25.The Petitioners filed an Amended Petition on 7th October 2021 and a further list of documents filed on the same date. The court record shows that when the matter came up for mention on 2nd December 2021 Counsel for the Petitioner stated that a State Counsel had written to them seeking time to reply to the further documents and the amended petition. No reply was ever filed as envisaged or at all. Subsequently the matter proceeded and parties adduced oral evidence.
26.The Respondent’s only witness was Mr. Kenneth Wando Odhiambo who stated that he had worked for the 1st Respondent since July 2009 and in December 2022 he retired as a Deputy Director, Survey. The court record shows in his testimony that he was involved in the project for construction of Mwing-Kenduiywa-Tseikuru road with a team of surveyors and he testified that part of his job was to establish the authentic road reserve. He further stated that in order to accomplish his assignment he obtained authentic survey maps from the survey of Kenya office in Kitui. He further stated that the authentic cadastral maps show the location of the subject road in relation to the abbuting land be it private or public land.
27.From the foregoing and the entire evidence adduced during the trial the contention by the Applicant that the cadastral maps and land acquisition plans were only available to them after the trial had been concluded is clearly not true. Indeed, such contention flies in the face of the position held by the Respondent’s witness as the Deputy Director Survey with the 1st Respondents placing him in such a position that even if he did not have any of the maps or plans he would have known the need to file them in court and he would also have known which the place to find them.

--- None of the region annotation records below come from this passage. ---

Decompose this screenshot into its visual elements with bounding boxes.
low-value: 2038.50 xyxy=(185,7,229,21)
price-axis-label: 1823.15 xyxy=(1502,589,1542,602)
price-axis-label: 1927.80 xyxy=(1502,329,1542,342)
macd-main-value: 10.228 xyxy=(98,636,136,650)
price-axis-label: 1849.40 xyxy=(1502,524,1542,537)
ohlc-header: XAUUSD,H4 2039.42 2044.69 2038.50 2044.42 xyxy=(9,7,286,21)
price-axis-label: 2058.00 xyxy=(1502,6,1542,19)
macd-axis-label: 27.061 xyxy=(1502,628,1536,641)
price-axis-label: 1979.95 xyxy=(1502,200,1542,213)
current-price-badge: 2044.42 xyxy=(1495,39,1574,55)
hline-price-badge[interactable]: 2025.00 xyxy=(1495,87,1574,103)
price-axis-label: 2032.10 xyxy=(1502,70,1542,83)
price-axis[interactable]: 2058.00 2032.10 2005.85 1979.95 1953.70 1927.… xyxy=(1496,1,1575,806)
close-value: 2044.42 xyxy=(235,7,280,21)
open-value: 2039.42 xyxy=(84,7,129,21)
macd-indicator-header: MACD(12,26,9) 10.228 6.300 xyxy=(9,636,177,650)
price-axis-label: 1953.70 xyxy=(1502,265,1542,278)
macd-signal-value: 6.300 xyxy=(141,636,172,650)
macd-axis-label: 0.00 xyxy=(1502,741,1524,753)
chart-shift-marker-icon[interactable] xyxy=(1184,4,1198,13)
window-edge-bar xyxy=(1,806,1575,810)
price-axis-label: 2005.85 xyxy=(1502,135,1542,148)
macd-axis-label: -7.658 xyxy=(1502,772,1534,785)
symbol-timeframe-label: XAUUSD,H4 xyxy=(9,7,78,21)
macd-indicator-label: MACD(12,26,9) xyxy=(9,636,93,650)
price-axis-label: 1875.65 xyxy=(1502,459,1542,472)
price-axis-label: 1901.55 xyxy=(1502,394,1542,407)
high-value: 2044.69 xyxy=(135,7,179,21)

28.It is the courts view that no good reason has been given why the documents were not filed in the course of filing pleading and the reason given is deceptive and not plausible. The court finds that the mere assertion that the documents were made available to the office of the Attorney General after the trial had closed is not enough to avail the Respondents the benefit of the courts discretion.
29.It is the Courts view that the Applicant did not exercise due diligence as it appears the said documents were at all times in the custody of the 1st Respondent and in spite of being given time to file further documents in reply to the petition and the further bundle of documents they did not do so.
30.It is the courts view that the belated request to adduce the further documents is an effort to remove lacunae and fill in the gaps noted during the trial and the same ought not to be countenanced. It is further noted that re-opening the case and filing the new documents at the instance of the Respondents will lead to reopening the case by all parties and filing of further documents leading to unnecessary delay. In the courts view such re-opening will embarrass and/or prejudice the petitioners by causing delay in the conclusion of the case.
31.In the above circumstances the court finds that the application dated 15th March 2023 lacks merit and the same is hereby dismissed with costs to the Petitioners/Respondents.